The lowest state \(n=1\) has nonzero energy:

\[E_1 = \frac{h^2}{8mL^2} \neq 0\]

  • Energy is purely kinetic, so a quantum particle is never at rest
  • Level spacing grows with \(n\): \[E_{n+1} - E_n = (2n+1)\frac{h^2}{8mL^2}\]

Smaller box means larger spacing. Quantum effects dominate when a particle is tightly confined.

Nodes and Non-Uniform Probability

  • \(|\psi_n|^2\) is not uniform, unlike the classical prediction
  • Nodes: points where probability is exactly zero
  • State \(n\) has \(n-1\) nodes at \(x = \frac{L}{n}, \frac{2L}{n}, \dots, \frac{(n-1)L}{n}\)
  • The existence of nodes is the signature of wave-like behavior
  • Yet for any \(n\): \(\langle x \rangle = \frac{L}{2}\) and \(\langle p \rangle = 0\) by symmetry

Pure vs Mixed States

Pure state (single eigenstate): probability is time-independent

\[|\psi_n(x,t)|^2 = |\psi_n(x)|^2\]

Mixed state (superposition): probability oscillates in time

\[\psi(x,t) = c_1\psi_1 e^{-iE_1 t/\hbar} + c_2\psi_2 e^{-iE_2 t/\hbar}\]

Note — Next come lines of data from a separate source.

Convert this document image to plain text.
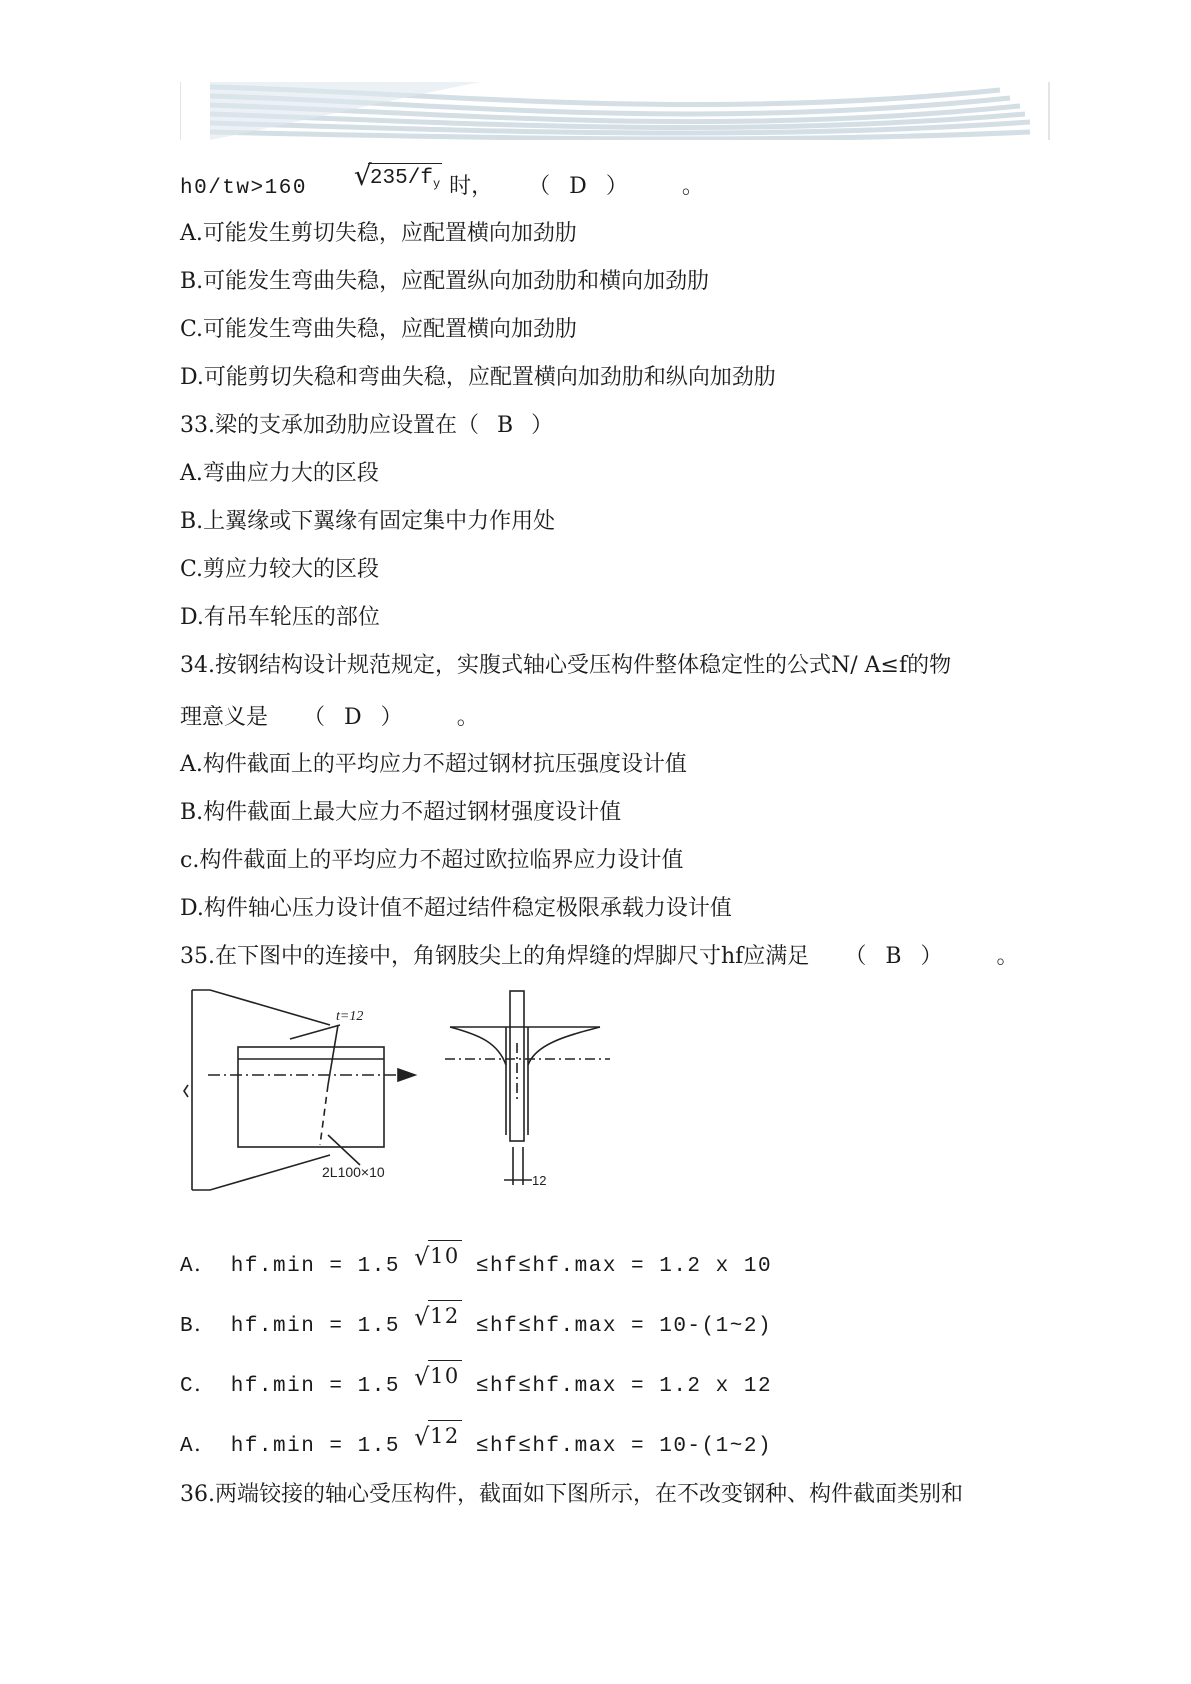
h0/tw>160 √
235/fy 时， （ D ） 。
A.可能发生剪切失稳，应配置横向加劲肋
B.可能发生弯曲失稳，应配置纵向加劲肋和横向加劲肋
C.可能发生弯曲失稳，应配置横向加劲肋
D.可能剪切失稳和弯曲失稳，应配置横向加劲肋和纵向加劲肋
33.梁的支承加劲肋应设置在（ B ）
A.弯曲应力大的区段
B.上翼缘或下翼缘有固定集中力作用处
C.剪应力较大的区段
D.有吊车轮压的部位
34.按钢结构设计规范规定，实腹式轴心受压构件整体稳定性的公式N/ A≤f的物
理意义是 （ D ） 。
A.构件截面上的平均应力不超过钢材抗压强度设计值
B.构件截面上最大应力不超过钢材强度设计值
c.构件截面上的平均应力不超过欧拉临界应力设计值
D.构件轴心压力设计值不超过结件稳定极限承载力设计值
35.在下图中的连接中，角钢肢尖上的角焊缝的焊脚尺寸hf应满足 （ B ） 。
A． hf.min = 1.5 √ 10 ≤hf≤hf.max = 1.2 x 10
B． hf.min = 1.5 √ 12 ≤hf≤hf.max = 10-(1~2)
C． hf.min = 1.5 √ 10 ≤hf≤hf.max = 1.2 x 12
A． hf.min = 1.5 √ 12 ≤hf≤hf.max = 10-(1~2)
36.两端铰接的轴心受压构件，截面如下图所示，在不改变钢种、构件截面类别和
t=12
2L100×10
12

  • Interference term beats at frequency \((E_1 - E_2)/\hbar\)

The 3D Box

Separable solution \(\psi = X(x)Y(y)Z(z)\):

\[\psi = \sqrt{\frac{8}{abc}}\sin\frac{n_x\pi x}{a}\sin\frac{n_y\pi y}{b}\sin\frac{n_z\pi z}{c}\]

\[E_{n_x,n_y,n_z} = \frac{h^2}{8m}\left(\frac{n_x^2}{a^2} + \frac{n_y^2}{b^2} + \frac{n_z^2}{c^2}\right)\]

  • When \(a = b = c\), different \((n_x, n_y, n_z)\) can share one energy: degeneracy
  • Degeneracy arises from symmetry

Takeaway

Confining a quantum wave to a box quantizes its energy as \(E_n = \frac{n^2 h^2}{8mL^2}\), forbids rest through zero-point energy, and carves the probability into nodes, with symmetry producing degeneracy in higher dimensions.